Tip the dough onto a lightly floured surface. Knead for 5-10 minutes until the dough is smooth, soft, and elastic. Use as little extra flour as possible, just enough to stop the dough from sticking.
Place the kneaded dough into a lightly oiled bowl, cover it with a tea towel, and leave it to rise for about 1 hour or until it doubles in size.
Preheat your oven as high as it will go, ideally 250°C (230°C fan) or gas mark 9. Place a large baking tray in the middle of the oven to heat up.
Once the dough has risen, divide it into eight equal balls, the easiest way is to divide the dough into eighths like you would slice a cake.

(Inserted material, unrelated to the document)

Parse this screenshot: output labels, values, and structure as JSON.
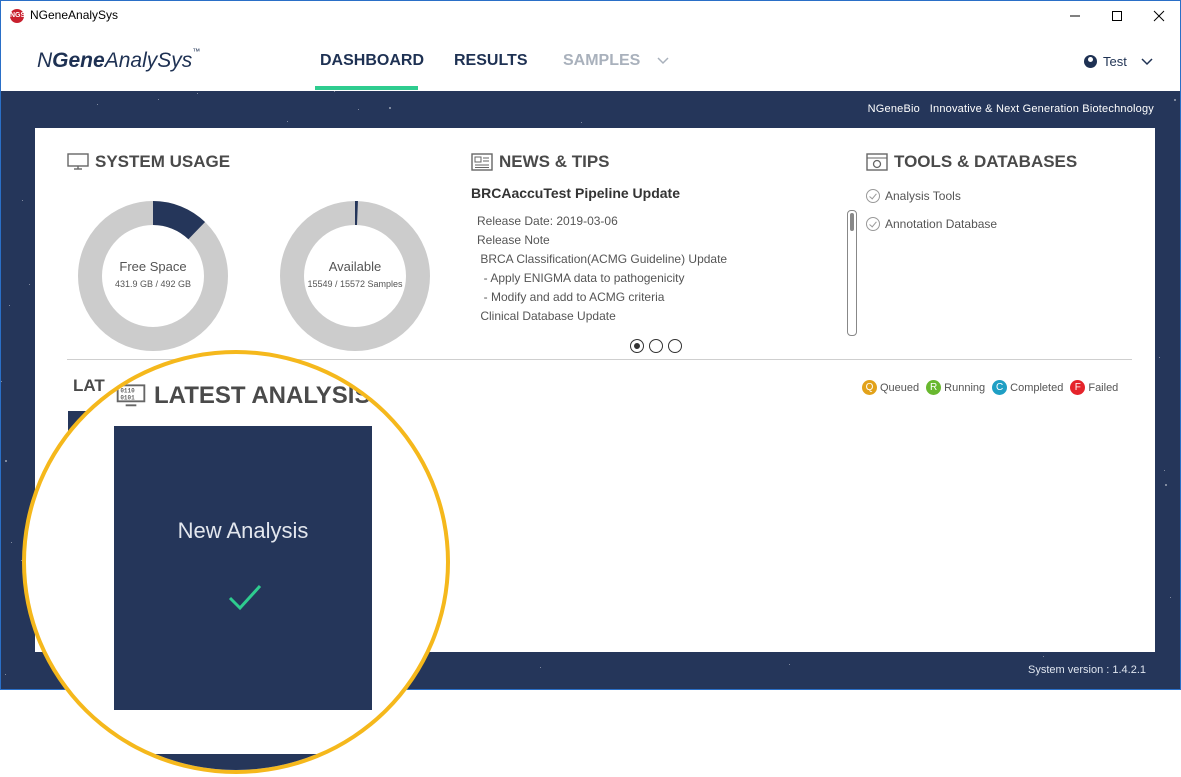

Flatten each ball into a disc with the palm of your hand. On a lightly floured surface, roll each disc into an oval shape, around 20 cm long, 1/2 cm thick.

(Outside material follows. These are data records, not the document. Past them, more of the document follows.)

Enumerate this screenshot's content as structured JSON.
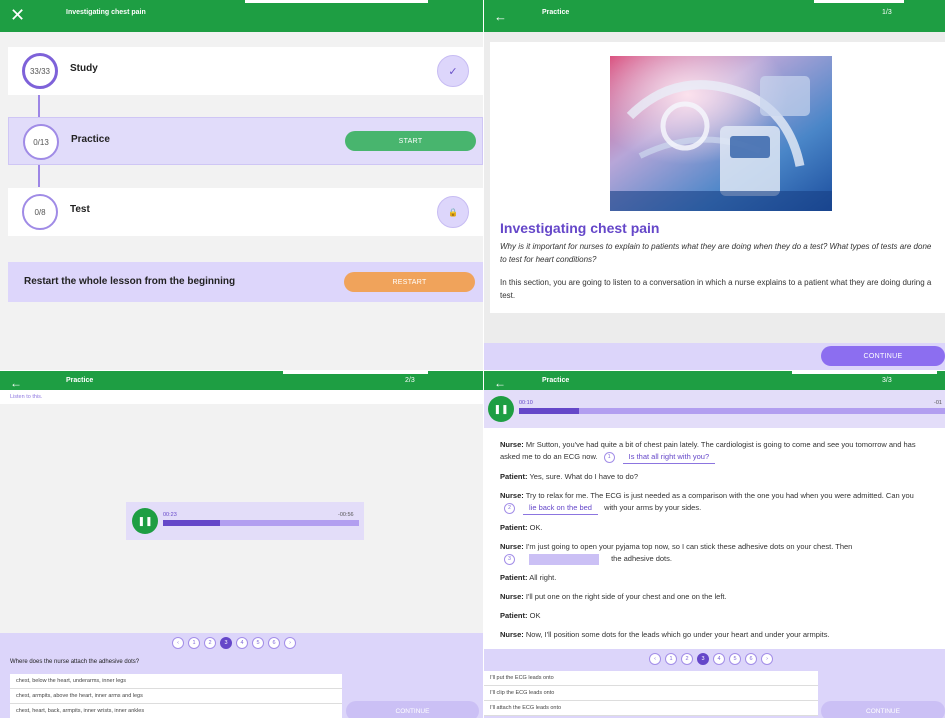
{
  "panel1": {
    "title": "Investigating chest pain",
    "close_glyph": "✕",
    "rows": [
      {
        "count": "33/33",
        "name": "Study",
        "status": "✓"
      },
      {
        "count": "0/13",
        "name": "Practice",
        "action": "START"
      },
      {
        "count": "0/8",
        "name": "Test",
        "status": "🔒"
      }
    ],
    "restart_text": "Restart the whole lesson from the beginning",
    "restart_label": "RESTART",
    "colors": {
      "green": "#1e9e43",
      "purple": "#6547c9",
      "orange": "#f0a35b",
      "start_green": "#48b56e"
    }
  },
  "panel2": {
    "back_glyph": "←",
    "title": "Practice",
    "count": "1/3",
    "heading": "Investigating chest pain",
    "intro_question": "Why is it important for nurses to explain to patients what they are doing when they do a test? What types of tests are done to test for heart conditions?",
    "intro_text": "In this section, you are going to listen to a conversation in which a nurse explains to a patient what they are doing during a test.",
    "continue_label": "CONTINUE"
  },
  "panel3": {
    "back_glyph": "←",
    "title": "Practice",
    "count": "2/3",
    "instruction": "Listen to this.",
    "pause_glyph": "❚❚",
    "audio": {
      "elapsed": "00:23",
      "remaining": "-00:56",
      "progress": 0.29
    },
    "pager": {
      "prev": "‹",
      "next": "›",
      "pages": [
        "1",
        "2",
        "3",
        "4",
        "5",
        "6"
      ],
      "current": 3
    },
    "question": "Where does the nurse attach the adhesive dots?",
    "options": [
      "chest, below the heart, underarms, inner legs",
      "chest, armpits, above the heart, inner arms and legs",
      "chest, heart, back, armpits, inner wrists, inner ankles"
    ],
    "continue_label": "CONTINUE"
  },
  "panel4": {
    "back_glyph": "←",
    "title": "Practice",
    "count": "3/3",
    "pause_glyph": "❚❚",
    "audio": {
      "elapsed": "00:10",
      "remaining": "-01",
      "progress": 0.14
    },
    "speaker_nurse": "Nurse:",
    "speaker_patient": "Patient:",
    "lines": {
      "l1a": "Mr Sutton, you've had quite a bit of chest pain lately. The cardiologist is going to come and see you tomorrow and has asked me to do an ECG now.",
      "gap1_num": "1",
      "gap1_text": "Is that all right with you?",
      "l2": "Yes, sure. What do I have to do?",
      "l3a": "Try to relax for me. The ECG is just needed as a comparison with the one you had when you were admitted. Can you",
      "gap2_num": "2",
      "gap2_text": "lie back on the bed",
      "l3b": "with your arms by your sides.",
      "l4": "OK.",
      "l5a": "I'm just going to open your pyjama top now, so I can stick these adhesive dots on your chest. Then",
      "gap3_num": "3",
      "l5b": "the adhesive dots.",
      "l6": "All right.",
      "l7": "I'll put one on the right side of your chest and one on the left.",
      "l8": "OK",
      "l9": "Now, I'll position some dots for the leads which go under your heart and under your armpits."
    },
    "pager": {
      "prev": "‹",
      "next": "›",
      "pages": [
        "1",
        "2",
        "3",
        "4",
        "5",
        "6"
      ],
      "current": 3
    },
    "options": [
      "I'll put the ECG leads onto",
      "I'll clip the ECG leads onto",
      "I'll attach the ECG leads onto"
    ],
    "continue_label": "CONTINUE"
  }
}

Carefully remove the hot tray from the oven and dust it lightly with flour so the dough won't stick to the tray. Place the rolled-out pittas directly onto the tray, if necessary, do this in batches. Quickly return the tray to the oven and bake for 5 minutes, or until the pittas have puffed up and turned a pale golden color.
Once baked, cover the pittas in a clean tea towel to keep them soft while you cook the rest.
Notes
Tips and Tricks
Flour Tip: When kneading, try to use as little extra flour as possible to maintain a light and airy texture for the pittas. If the dough sticks, just dust your hands and work surface lightly.

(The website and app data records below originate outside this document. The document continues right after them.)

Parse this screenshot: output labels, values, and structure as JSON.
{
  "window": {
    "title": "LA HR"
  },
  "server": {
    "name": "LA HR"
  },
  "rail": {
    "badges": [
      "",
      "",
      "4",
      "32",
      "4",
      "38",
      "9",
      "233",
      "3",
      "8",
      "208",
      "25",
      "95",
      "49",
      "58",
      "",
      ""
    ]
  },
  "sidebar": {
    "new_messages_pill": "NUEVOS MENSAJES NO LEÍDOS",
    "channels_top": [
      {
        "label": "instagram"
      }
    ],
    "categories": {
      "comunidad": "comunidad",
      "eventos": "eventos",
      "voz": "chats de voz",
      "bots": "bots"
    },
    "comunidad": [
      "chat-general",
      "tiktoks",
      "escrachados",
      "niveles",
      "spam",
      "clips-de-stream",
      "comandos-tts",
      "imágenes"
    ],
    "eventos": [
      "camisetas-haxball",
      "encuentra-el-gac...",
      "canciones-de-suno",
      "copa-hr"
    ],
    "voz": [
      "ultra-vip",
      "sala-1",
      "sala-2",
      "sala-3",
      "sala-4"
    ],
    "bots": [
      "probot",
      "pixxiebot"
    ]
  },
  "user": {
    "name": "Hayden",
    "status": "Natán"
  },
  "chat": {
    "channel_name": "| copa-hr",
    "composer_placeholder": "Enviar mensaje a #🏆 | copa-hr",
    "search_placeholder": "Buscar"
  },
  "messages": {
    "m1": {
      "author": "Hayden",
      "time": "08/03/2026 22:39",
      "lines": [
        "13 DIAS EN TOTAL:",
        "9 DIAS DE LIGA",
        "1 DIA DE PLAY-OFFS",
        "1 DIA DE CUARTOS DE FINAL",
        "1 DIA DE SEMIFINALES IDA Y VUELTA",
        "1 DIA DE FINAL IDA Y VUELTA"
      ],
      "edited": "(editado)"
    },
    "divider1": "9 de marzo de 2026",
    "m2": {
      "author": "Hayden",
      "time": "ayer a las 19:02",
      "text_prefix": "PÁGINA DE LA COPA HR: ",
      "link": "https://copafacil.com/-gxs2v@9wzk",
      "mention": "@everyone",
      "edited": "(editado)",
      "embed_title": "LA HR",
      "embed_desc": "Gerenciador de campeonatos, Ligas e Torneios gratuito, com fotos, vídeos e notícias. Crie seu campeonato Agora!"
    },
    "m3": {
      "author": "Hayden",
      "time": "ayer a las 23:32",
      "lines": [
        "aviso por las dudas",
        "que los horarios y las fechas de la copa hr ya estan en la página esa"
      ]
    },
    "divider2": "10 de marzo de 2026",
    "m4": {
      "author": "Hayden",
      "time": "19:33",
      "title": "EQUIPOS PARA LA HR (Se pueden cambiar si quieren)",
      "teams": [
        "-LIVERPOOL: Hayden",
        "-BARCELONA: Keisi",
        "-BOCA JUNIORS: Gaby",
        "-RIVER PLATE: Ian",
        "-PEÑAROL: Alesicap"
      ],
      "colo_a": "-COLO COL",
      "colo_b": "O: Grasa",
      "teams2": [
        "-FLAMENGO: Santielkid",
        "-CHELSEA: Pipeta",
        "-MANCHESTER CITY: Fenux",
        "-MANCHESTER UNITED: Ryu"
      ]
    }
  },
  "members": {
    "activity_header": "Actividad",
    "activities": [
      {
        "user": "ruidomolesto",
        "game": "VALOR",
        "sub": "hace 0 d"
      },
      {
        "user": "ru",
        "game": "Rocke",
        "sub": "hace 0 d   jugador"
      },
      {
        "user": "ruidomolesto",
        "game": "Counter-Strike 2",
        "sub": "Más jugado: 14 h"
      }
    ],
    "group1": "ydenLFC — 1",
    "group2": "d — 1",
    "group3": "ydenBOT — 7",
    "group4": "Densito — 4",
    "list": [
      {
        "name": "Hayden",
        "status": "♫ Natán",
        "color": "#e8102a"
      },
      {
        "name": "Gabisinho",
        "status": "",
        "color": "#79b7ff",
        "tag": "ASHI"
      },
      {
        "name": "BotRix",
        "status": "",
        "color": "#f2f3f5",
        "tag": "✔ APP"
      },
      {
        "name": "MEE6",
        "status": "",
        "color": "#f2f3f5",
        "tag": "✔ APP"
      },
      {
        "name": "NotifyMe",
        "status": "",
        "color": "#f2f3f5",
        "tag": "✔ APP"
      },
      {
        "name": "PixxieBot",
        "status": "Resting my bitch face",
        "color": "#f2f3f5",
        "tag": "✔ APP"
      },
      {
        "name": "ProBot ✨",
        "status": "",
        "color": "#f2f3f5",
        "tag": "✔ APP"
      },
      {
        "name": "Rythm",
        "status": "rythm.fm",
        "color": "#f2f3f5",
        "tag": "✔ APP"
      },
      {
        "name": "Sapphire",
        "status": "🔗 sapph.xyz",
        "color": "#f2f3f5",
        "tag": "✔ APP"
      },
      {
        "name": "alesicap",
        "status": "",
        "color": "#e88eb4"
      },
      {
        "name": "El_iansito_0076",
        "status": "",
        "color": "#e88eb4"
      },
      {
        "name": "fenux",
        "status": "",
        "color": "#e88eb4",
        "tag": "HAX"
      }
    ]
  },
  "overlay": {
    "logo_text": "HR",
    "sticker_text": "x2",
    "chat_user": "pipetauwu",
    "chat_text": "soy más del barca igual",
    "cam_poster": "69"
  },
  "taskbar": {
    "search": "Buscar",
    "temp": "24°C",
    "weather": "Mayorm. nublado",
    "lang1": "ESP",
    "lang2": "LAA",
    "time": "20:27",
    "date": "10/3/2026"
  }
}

Warm Water: Make sure the water is warm, not hot, to activate the yeast properly. Water that's too hot can kill the yeast and prevent the dough from rising.
Oven Tip: For the best puff, the oven should be as hot as possible, and the baking tray should be preheated to ensure the pittas cook quickly and evenly.
Storage: If you have any leftover pittas, store them in an airtight container or wrap them in a clean tea towel. They’ll stay soft for a few days or can be frozen for later use.
Flavor Additions: Feel free to add herbs like rosemary or garlic to the dough for extra flavor!